For example, if you record an ideal experiment on an R4000™ processor with a clock frequency of 100 megahertz, but you want to generate a report for an R10000 processor, the prof command would be
prof -r10000 -clock 196 generic.ideal.m4561 |
You can gather data from executables that use the sproc() and sprocsp() system calls, such as those executables generated by POWER Fortran and POWER C. Prepare and run the job using the same method as for uniprocessed executables. For multiprocessed executables, each thread of execution writes its own separate data file. View these data files with prof like any other data files.

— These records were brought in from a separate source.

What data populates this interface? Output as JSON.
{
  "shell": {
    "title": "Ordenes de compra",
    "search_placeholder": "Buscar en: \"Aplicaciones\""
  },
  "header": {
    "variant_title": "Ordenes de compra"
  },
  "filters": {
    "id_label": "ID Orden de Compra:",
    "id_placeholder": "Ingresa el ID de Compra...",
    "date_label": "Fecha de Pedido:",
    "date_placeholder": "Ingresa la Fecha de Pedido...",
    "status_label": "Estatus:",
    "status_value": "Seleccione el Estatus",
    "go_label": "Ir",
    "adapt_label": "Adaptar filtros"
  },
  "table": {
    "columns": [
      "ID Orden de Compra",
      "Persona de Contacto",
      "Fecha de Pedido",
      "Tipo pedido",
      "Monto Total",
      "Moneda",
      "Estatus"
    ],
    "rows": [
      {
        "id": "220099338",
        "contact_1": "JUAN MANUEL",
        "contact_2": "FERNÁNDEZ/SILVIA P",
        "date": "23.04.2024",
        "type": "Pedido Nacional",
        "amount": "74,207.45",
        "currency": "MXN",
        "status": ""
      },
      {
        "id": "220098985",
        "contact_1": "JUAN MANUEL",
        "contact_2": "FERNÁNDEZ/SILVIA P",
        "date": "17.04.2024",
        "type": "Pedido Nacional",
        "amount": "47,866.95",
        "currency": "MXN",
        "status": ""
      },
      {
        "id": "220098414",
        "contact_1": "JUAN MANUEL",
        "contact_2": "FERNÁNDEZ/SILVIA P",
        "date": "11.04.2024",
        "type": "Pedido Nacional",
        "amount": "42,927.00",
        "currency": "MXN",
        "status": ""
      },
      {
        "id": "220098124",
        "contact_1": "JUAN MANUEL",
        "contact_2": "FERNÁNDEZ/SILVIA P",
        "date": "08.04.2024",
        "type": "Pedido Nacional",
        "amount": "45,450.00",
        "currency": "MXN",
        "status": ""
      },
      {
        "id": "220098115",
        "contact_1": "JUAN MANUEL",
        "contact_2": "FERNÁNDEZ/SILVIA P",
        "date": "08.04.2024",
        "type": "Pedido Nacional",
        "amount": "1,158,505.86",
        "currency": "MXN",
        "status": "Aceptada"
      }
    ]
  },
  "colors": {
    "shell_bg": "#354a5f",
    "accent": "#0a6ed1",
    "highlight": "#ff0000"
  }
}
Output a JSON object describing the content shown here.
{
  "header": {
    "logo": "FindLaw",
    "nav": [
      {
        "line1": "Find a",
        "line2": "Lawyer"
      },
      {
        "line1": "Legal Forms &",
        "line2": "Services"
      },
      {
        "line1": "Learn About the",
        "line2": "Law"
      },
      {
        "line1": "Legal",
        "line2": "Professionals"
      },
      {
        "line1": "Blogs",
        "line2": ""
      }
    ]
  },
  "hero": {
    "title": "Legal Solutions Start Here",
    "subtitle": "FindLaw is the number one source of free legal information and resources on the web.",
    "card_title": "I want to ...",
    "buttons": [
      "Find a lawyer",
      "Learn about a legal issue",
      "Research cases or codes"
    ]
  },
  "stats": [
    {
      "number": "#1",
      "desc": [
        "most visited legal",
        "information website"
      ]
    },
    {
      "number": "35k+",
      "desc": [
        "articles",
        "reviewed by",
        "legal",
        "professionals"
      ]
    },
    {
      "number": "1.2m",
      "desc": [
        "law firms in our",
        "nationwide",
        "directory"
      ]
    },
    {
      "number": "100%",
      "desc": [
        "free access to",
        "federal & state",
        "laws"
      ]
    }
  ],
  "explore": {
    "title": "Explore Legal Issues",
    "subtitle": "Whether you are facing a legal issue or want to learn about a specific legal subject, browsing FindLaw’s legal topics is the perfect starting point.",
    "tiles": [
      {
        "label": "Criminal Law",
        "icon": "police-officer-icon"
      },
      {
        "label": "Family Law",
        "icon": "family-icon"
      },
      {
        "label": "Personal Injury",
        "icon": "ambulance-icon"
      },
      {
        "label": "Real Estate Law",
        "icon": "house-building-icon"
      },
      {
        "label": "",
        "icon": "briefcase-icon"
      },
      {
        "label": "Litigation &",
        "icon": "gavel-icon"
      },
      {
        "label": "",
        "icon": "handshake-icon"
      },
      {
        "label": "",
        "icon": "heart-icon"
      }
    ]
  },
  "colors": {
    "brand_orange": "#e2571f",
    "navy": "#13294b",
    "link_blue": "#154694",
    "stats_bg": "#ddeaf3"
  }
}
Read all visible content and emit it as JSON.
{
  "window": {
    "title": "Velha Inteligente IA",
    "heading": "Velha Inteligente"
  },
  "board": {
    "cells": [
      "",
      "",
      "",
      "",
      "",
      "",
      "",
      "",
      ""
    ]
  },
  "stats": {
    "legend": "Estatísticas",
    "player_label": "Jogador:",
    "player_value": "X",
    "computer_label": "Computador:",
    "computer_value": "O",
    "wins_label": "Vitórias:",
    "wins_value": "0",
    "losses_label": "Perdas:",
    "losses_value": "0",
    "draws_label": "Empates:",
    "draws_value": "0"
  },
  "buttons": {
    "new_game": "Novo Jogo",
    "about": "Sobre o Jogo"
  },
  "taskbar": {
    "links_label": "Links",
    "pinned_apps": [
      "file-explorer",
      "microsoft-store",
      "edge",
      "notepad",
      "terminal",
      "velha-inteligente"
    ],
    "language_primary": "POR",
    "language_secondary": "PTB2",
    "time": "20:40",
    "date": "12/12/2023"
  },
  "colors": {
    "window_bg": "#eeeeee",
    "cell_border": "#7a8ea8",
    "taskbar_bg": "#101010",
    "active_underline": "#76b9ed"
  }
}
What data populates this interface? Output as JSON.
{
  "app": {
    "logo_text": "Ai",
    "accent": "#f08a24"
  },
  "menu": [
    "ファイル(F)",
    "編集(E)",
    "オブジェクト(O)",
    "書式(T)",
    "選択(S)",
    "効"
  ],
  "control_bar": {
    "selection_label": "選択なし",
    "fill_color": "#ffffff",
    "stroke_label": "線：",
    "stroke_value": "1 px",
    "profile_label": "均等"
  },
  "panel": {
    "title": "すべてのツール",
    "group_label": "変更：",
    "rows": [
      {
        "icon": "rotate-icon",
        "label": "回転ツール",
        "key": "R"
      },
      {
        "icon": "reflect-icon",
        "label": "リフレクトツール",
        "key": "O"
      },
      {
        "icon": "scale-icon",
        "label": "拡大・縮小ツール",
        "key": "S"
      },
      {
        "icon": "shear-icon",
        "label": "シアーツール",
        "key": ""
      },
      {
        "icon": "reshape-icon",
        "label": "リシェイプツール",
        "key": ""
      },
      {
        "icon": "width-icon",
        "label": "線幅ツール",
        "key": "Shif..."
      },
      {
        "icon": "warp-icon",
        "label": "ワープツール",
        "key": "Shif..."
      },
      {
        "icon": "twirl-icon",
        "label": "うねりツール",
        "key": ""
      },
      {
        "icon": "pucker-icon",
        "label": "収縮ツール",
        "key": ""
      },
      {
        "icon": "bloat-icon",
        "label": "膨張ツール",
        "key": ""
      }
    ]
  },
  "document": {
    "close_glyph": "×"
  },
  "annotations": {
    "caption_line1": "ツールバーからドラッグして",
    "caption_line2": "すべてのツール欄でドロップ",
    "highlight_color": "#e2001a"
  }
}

The only difference between multiprocessed and regular executables is how the data files are named. The data files are named prog_name.experiment_type.id.
The experiment ID, id, consists of one or two letters (designating the process type) and the process ID number. See Table 7-3 for letter codes and descriptions.This naming convention avoids the potential conflict of multiple threads attempting to write simultaneously to the same file.
Table 7-3. Letter Codes in Experiment ID Numbers
Letter Code | Description |
---|---|
m | Master process created by ssrun |
p | Process created by a call to sproc() |
f | Process created by a call to fork() |
s | Process created by a call to system() |
e | Process created by a call to exec() |
fe | Process created by a call to fork() and exec() |
If you run an ideal experiment, run prof with the -feedback option to generate a feedback file that can be used to arrange procedures more efficiently on the next recompile. You can rearrange procedures using the -fb flag to cc, or using the cord command. For more information, view the cc or cord reference page.
If the target process was blocked for a long time as a result of an instruction, that instruction will show up as having a low or zero CPU time. On the other hand, CPU-intensive instructions will show up as having a high CPU time.
One way to sanity-check inclusive cycle counts is to look at the percentage cycles for __start(). If the value is anything less than 98 -99%, the inclusive report is suspect. Look for other warnings that prof didn't take into account certain procedures.